While down pillows and duvets add a plush decor to hotel beds, allergy sufferers find this added perk a nuisance and not a luxury. Hypoallergenic pillows and non-fragrant amenities can be requested from any hotel guest, but would it be easier to just designate a few rooms in the hotel as “hypoallergenic rooms”?

Hyatt thinks so, which is why the hotel company announced their “allergy friendly rooms” across its brand of hotels.

The rooms will be priced at an extra $20 to $30 per night, but will be free of dust mites, which live and multiply in bedding, carpeting and upholstered furniture. The move comes as Hyatt and other hoteliers look to capitalize on the growing number of allergy sufferers. According to the National Institutes of Health, about 54 percent of Americans are sensitive to at least one allergen, which results in sneezing, itching and in some cases, asthmatic attacks. The presence of odors, mold, dust or animal dander can be harmful to those with severe allergies.

To help alleviate the suffering for some travelers, Hyatt is relying on Pure Solutions, a privately held New York-based company that claims it can remove 98 percent of bacteria and viruses from hotel rooms.
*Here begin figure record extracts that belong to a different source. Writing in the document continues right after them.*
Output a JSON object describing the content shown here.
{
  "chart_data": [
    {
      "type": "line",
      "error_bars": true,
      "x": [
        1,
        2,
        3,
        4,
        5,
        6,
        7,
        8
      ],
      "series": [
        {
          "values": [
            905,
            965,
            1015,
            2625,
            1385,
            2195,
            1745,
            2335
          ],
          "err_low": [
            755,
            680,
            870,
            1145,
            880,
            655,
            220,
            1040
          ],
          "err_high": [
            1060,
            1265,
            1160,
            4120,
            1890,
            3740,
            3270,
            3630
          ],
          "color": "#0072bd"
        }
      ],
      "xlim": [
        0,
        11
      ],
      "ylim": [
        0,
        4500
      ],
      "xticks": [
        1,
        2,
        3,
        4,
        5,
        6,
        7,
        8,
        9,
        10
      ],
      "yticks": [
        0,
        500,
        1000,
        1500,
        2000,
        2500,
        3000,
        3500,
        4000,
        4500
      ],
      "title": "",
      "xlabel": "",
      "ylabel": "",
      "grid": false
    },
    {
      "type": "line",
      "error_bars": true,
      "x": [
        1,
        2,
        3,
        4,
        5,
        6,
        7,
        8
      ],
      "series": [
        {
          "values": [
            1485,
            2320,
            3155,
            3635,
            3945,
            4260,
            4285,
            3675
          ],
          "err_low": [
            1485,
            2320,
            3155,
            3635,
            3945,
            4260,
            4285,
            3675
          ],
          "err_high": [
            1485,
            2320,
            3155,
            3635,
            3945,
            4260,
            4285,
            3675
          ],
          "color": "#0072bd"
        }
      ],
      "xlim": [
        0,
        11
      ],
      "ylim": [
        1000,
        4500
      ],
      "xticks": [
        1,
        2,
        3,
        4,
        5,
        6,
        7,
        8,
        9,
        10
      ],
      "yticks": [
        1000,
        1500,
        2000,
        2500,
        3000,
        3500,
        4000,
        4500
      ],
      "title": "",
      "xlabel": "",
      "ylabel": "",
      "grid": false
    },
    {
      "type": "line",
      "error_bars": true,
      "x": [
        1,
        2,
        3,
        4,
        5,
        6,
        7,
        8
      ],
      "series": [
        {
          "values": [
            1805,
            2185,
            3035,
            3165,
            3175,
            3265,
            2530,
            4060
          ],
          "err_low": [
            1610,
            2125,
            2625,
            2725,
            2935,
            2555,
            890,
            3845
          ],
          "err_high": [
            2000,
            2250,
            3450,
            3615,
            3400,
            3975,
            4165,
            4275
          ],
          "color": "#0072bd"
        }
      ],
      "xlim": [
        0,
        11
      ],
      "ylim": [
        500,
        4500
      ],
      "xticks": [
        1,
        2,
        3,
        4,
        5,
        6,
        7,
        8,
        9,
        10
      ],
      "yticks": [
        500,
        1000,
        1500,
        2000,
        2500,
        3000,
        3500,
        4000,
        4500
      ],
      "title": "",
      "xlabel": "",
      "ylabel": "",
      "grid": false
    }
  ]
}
With this new partnership, Hyatt plans to designate a total of 2,000 rooms at 125 Hyatt Resort, Park Hyatt, Grand Hyatt, Hyatt Regency, Hyatt and Andaz properties across the U.S., Canada and the Caribbean as hypoallergenic rooms available by the end of 2010. If the rooms prove to be popular, Hyatt will pay to expand the program.Just how will Pure rid the rooms of allergens?
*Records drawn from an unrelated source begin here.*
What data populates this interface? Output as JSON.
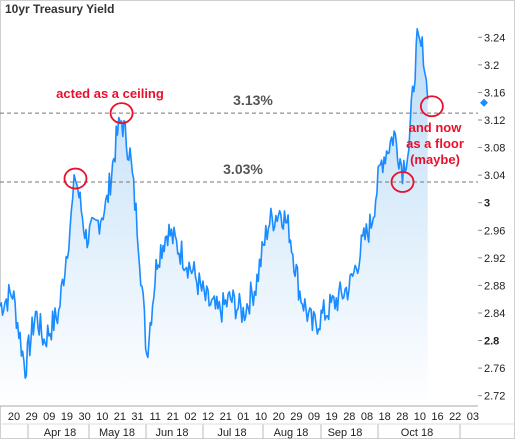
{
  "chart_data": {
    "type": "area",
    "title": "10yr Treasury Yield",
    "x_start": "2018-03-20",
    "x_end": "2018-11-03",
    "x_tick_labels": [
      "20",
      "29",
      "09",
      "19",
      "30",
      "10",
      "21",
      "31",
      "11",
      "21",
      "02",
      "12",
      "21",
      "01",
      "10",
      "20",
      "29",
      "09",
      "19",
      "28",
      "08",
      "18",
      "28",
      "10",
      "16",
      "22",
      "03"
    ],
    "month_labels": [
      "Apr 18",
      "May 18",
      "Jun 18",
      "Jul 18",
      "Aug 18",
      "Sep 18",
      "Oct 18"
    ],
    "y_ticks": [
      2.72,
      2.76,
      2.8,
      2.84,
      2.88,
      2.92,
      2.96,
      3,
      3.04,
      3.08,
      3.12,
      3.16,
      3.2,
      3.24
    ],
    "y_tick_labels": [
      "2.72",
      "2.76",
      "2.8",
      "2.84",
      "2.88",
      "2.92",
      "2.96",
      "3",
      "3.04",
      "3.08",
      "3.12",
      "3.16",
      "3.2",
      "3.24"
    ],
    "ylim": [
      2.705,
      3.268
    ],
    "x": [
      "2018-03-20",
      "2018-03-26",
      "2018-04-01",
      "2018-04-06",
      "2018-04-10",
      "2018-04-17",
      "2018-04-23",
      "2018-04-25",
      "2018-04-30",
      "2018-05-04",
      "2018-05-10",
      "2018-05-15",
      "2018-05-17",
      "2018-05-21",
      "2018-05-25",
      "2018-05-29",
      "2018-06-03",
      "2018-06-08",
      "2018-06-14",
      "2018-06-20",
      "2018-06-26",
      "2018-07-02",
      "2018-07-08",
      "2018-07-14",
      "2018-07-20",
      "2018-07-26",
      "2018-08-01",
      "2018-08-05",
      "2018-08-10",
      "2018-08-16",
      "2018-08-22",
      "2018-08-28",
      "2018-09-03",
      "2018-09-09",
      "2018-09-13",
      "2018-09-18",
      "2018-09-24",
      "2018-09-28",
      "2018-10-01",
      "2018-10-04",
      "2018-10-05",
      "2018-10-08",
      "2018-10-10"
    ],
    "values": [
      2.85,
      2.87,
      2.76,
      2.84,
      2.8,
      2.84,
      2.98,
      3.04,
      2.95,
      2.96,
      3.0,
      3.1,
      3.12,
      3.07,
      2.95,
      2.78,
      2.92,
      2.96,
      2.93,
      2.9,
      2.86,
      2.84,
      2.86,
      2.84,
      2.88,
      2.97,
      2.99,
      2.96,
      2.87,
      2.82,
      2.84,
      2.86,
      2.88,
      2.94,
      2.97,
      3.06,
      3.1,
      3.05,
      3.08,
      3.2,
      3.23,
      3.22,
      3.15
    ],
    "last_value": 3.145,
    "reference_lines": [
      {
        "label": "3.13%",
        "value": 3.13
      },
      {
        "label": "3.03%",
        "value": 3.03
      }
    ],
    "annotations": [
      {
        "text": "acted as a ceiling",
        "x": "2018-05-17",
        "y": 3.13
      },
      {
        "text": "and now as a floor (maybe)",
        "x": "2018-10-12",
        "y": 3.14
      },
      {
        "text": "",
        "x": "2018-04-25",
        "y": 3.035
      },
      {
        "text": "",
        "x": "2018-09-28",
        "y": 3.03
      }
    ],
    "colors": {
      "line": "#1a8cff",
      "fill_top": "#bcdcf7",
      "fill_bottom": "#ffffff",
      "ref_line": "#777777",
      "annotation": "#e8112d",
      "last_marker": "#1a8cff"
    }
  }
}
“Pure’s technicians first take apart the air-handling system in the room, disinfect the parts, treat them with an agent to ward off moisture and add a tea tree oil cartridge that releases a natural anti-microbial agent. After disinfecting every surface in the room, Pure “shocks” the room for two to three hours with highly concentrated ozone to kill mold, bacteria and other unwanted organisms. They then spray carpets, curtains and surfaces with a bacteriostatic shield, Brault said, which lasts up to two and a half years and bonds with bacteria on a molecular level.”
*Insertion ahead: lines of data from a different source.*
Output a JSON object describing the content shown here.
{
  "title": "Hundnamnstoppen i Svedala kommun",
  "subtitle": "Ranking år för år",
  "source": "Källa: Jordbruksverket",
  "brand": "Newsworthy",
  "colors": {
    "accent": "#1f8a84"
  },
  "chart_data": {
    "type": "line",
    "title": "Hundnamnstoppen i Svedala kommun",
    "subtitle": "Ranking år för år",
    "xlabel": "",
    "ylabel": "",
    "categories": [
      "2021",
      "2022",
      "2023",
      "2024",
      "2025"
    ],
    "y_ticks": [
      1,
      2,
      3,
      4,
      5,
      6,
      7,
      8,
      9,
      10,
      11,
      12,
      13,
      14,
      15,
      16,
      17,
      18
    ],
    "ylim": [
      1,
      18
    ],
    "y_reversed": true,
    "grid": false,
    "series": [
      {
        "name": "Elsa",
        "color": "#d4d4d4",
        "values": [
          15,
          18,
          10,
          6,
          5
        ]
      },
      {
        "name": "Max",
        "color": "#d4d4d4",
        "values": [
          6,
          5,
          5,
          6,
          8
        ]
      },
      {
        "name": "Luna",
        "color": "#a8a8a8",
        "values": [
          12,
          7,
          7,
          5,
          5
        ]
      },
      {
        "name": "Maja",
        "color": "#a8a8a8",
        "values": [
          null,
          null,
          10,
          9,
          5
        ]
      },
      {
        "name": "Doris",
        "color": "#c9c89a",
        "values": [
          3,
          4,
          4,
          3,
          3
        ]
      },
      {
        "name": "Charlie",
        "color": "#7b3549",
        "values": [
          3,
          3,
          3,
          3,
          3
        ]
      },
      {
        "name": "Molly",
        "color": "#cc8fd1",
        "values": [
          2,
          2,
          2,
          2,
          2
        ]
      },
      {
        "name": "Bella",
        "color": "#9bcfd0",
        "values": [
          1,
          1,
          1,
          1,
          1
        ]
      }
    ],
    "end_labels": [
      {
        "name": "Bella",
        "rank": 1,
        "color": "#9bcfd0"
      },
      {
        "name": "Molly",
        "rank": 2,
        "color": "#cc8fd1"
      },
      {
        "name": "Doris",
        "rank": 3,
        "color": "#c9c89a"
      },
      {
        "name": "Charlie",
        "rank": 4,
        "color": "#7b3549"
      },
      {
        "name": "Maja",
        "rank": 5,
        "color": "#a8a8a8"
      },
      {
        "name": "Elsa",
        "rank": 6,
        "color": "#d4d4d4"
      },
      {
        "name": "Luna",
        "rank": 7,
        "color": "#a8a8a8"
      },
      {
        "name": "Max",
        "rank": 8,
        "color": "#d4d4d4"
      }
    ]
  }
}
The rooms are also equipped with medical-grade purifiers that eliminate dust, odor and small particles; beds and pillows are encased in microfiber that is impenetrable to dust mites, and allergens in the pillow feathers are removed.

The idea and effort behind these rooms are worthy of accolades but I have to wonder: Why not just do it for all rooms? Surely, everyone would appreciate breathing a little easier at night.